The Court likewise rejects the contention that defense counsel was ineffective in failing to inform petitioner of the sentencing range he faced as a second offender, i.e. a minimum of fifteen years and a maximum of sixty years. See La.Rev.Stat. Ann. § 529.1(A)(1)(a). Even if the Court were to assume that counsel did not advise petitioner of the applicable sentencing range and further were to assume that counsel therefore performed deficiently in that respect, petitioner has not shown that he was prejudiced as a result. As noted, to show prejudice, petitioner must establish that, if he had been made aware of the sentencing range, he would not have pleaded guilty but would instead have insisted upon going to trial. In this case, in exchange for his plea, petitioner was guaranteed by the court that he would receive a fifteen-year sentence, the minimum allowed by law. Therefore, it is utterly absurd for him now to suggest that he would have rejected the plea bargain if only he had known that the sentencing range under the statute was fifteen to sixty years. To the contrary, that information only highlights the generosity of the state's offer and, if anything, would make petitioner more, not less, likely to accept the plea bargain.
Lastly, the Court also rejects petitioner's contention that counsel was ineffective in failing to investigate the validity of the predicate conviction used to enhance his current sentence. A petitioner asserting a claim for inadequate investigation bears the burden to provide factual support for his allegations as to what further investigation would have revealed. See Moawad v. Johnson, 143 F.3d 942, 948 (5th Cir. 1998). In the instant case, petitioner has provided no evidence whatsoever that his predicate conviction was in fact invalid for enhancement purposes. Accordingly, even if the Court were to assume that counsel's investigation was inadequate, petitioner has not shown that any prejudice resulted.
RECOMMENDATION
Accordingly, IT IS RECOMMENDED that the petition for federal habeas corpus relief filed by Eric Brown be DISMISSED WITH PREJUDICE.

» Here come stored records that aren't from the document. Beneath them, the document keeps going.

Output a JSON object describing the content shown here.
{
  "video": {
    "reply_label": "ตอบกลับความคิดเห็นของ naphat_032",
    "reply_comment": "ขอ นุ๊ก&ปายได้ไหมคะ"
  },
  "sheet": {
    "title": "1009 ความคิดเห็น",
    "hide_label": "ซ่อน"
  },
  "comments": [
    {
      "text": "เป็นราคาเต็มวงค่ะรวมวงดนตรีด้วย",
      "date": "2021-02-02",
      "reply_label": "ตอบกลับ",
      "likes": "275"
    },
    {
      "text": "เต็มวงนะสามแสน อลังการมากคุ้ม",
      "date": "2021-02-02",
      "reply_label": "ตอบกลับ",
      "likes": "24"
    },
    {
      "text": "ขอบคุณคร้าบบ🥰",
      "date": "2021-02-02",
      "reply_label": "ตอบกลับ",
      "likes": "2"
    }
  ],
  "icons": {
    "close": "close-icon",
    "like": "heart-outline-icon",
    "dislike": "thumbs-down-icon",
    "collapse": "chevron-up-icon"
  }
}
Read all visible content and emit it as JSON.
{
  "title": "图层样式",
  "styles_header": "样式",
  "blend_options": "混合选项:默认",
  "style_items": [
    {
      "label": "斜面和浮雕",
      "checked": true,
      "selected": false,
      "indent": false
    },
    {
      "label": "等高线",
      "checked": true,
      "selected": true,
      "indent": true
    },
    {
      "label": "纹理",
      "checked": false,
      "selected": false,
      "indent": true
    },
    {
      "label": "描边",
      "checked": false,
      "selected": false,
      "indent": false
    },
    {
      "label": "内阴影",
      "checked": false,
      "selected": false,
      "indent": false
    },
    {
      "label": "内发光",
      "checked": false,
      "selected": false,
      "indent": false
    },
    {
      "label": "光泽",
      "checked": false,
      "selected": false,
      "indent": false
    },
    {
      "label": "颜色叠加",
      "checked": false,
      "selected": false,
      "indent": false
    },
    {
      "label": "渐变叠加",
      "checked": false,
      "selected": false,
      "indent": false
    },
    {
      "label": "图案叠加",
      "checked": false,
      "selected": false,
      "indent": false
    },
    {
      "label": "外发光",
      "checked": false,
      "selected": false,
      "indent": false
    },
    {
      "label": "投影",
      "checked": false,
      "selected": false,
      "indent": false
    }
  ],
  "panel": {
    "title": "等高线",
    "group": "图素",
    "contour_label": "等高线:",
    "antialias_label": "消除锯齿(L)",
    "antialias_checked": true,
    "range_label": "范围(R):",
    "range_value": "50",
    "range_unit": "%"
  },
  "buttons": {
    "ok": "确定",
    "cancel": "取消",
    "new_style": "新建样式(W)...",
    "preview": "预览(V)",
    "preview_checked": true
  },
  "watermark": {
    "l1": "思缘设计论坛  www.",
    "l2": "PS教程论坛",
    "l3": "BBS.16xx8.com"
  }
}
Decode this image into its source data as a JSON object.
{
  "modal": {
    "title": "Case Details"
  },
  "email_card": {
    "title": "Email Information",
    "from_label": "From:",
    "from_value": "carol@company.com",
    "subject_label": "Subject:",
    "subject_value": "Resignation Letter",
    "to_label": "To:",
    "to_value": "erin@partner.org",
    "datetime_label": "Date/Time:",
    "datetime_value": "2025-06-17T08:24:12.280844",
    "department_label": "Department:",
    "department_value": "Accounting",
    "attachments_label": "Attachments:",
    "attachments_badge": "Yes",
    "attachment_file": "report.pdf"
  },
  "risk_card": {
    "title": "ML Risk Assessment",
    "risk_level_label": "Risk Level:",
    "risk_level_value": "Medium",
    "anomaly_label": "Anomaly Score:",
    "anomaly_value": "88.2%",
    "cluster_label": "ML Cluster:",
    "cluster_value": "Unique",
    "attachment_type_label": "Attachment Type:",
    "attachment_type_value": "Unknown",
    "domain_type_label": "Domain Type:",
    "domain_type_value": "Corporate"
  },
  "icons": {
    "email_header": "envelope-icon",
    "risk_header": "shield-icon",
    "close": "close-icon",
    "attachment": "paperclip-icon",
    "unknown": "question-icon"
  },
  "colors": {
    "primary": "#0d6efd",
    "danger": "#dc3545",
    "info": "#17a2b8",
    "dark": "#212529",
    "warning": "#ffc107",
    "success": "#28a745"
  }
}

A party's failure to file written objections to the proposed findings, conclusions, and recommendation contained in a magistrate judge's report and recommendation within 10 days after being served with a copy shall bar that party, except upon grounds of plain error, from attacking on appeal the unobjected-to proposed factual findings and legal conclusions accepted by the district court, provided that the party has been served with notice that such consequences will result from a failure to object. Douglass v. United Services Auto. Ass'n, 79 F.3d 1415, 1430 (5th Cir. 1996) (en banc).